11 sierpnia 2016, 16:41
Picasso powiedział: "Piękne kobiety wierzą w swoją inteligencję, inteligentne nie wierzą w swoją urodę."Ja tam lubię Picasso, zdolny facet z niego był.
Dokladnie o tym pomyslalam. W punkt.
11 sierpnia 2016, 16:46
wpadłaś chyba w jakiś samozachwyt. Z posta wynika, że jesteś raczej zarozumiała i narcystyczna i raczej spięta, dlatego odpychasz ludzi.
11 sierpnia 2016, 16:47
Dziewczyno ogarnij sie.. Nie tylko Ty masz w zyciu "ciezko", nie tylko Ty studiujesz ciezki kierunek (nie napiszesz jaki? ciekawe dlaczego).
Wylewasz jakies zale na forum, a tak naprawde nie rozumiem o co Ci tak naprawde chodzi.
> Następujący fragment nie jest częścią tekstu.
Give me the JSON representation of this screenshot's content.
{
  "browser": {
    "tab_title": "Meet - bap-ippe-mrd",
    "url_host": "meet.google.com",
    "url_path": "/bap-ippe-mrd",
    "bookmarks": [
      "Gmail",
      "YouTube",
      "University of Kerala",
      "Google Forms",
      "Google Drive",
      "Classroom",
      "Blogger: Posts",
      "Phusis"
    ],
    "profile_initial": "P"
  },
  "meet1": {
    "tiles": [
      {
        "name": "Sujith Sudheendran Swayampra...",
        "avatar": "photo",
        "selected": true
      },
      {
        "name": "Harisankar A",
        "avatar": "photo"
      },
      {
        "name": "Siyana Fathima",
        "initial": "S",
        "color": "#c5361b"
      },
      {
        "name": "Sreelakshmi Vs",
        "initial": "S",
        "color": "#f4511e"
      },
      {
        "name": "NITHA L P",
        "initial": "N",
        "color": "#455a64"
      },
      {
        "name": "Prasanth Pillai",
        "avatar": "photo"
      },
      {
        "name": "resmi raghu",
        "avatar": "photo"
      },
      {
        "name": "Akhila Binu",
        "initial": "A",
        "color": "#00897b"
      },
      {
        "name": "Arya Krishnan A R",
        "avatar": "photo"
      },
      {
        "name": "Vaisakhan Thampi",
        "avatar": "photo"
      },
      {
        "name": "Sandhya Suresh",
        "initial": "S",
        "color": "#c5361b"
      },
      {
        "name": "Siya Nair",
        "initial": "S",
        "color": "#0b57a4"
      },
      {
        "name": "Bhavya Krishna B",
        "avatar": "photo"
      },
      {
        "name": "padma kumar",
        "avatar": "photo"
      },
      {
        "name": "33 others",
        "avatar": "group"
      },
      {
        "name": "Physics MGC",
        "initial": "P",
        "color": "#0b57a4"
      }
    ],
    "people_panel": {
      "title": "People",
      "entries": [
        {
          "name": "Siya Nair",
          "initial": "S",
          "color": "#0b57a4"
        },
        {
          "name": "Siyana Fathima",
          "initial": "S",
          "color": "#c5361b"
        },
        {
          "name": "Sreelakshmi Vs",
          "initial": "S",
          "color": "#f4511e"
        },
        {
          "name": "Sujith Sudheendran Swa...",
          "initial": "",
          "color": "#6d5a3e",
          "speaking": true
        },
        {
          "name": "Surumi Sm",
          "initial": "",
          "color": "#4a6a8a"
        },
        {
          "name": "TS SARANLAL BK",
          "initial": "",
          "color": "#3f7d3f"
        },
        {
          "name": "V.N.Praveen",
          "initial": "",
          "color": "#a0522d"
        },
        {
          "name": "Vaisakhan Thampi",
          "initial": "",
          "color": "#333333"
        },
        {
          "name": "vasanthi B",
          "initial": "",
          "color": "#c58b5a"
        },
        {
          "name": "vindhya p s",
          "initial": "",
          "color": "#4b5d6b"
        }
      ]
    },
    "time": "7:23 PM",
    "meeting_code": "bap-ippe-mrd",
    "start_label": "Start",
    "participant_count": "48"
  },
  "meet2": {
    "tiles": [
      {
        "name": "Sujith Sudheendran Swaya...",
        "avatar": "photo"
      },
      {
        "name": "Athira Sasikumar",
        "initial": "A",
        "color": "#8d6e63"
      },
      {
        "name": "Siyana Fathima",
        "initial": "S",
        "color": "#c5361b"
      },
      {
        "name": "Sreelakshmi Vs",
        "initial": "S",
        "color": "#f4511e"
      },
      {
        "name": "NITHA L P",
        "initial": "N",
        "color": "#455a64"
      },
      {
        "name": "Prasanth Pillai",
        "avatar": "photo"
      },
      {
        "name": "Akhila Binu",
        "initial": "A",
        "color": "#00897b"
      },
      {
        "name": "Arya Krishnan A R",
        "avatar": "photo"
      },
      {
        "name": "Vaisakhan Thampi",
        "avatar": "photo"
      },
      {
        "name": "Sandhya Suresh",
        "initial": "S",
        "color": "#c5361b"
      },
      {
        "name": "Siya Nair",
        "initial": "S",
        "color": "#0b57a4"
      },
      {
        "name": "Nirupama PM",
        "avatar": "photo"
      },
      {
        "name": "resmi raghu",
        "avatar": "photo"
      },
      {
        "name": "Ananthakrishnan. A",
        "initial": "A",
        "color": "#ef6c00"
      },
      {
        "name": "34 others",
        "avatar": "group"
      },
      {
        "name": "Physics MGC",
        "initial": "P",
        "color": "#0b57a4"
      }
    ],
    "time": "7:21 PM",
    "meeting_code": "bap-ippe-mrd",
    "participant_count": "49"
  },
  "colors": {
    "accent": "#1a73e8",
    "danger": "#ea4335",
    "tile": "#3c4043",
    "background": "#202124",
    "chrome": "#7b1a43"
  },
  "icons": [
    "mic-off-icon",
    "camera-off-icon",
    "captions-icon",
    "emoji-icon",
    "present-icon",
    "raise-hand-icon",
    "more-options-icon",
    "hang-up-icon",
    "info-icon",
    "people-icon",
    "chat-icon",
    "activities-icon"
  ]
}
Mamy Ci napisac ze jestes fajna? Ze inni sie myla? a skad my mamy to wiedzieć? Nie znamy Cie, nie wiemy jak wyladasz, czym sie zajmujesz, jaka jestes w stosunku do innych.
Z Twojego posta wynika ze jestes zarozumiala, a z drugiej strony niepewna. Szczycisz sie tym, ze nie obchodzi Cie co inni o Tobie mysla, ale cale Twoje gadanie wskazuje na cos zupelnie przeciwnego. Czujesz sie nieakceptowana i niedowartościowana.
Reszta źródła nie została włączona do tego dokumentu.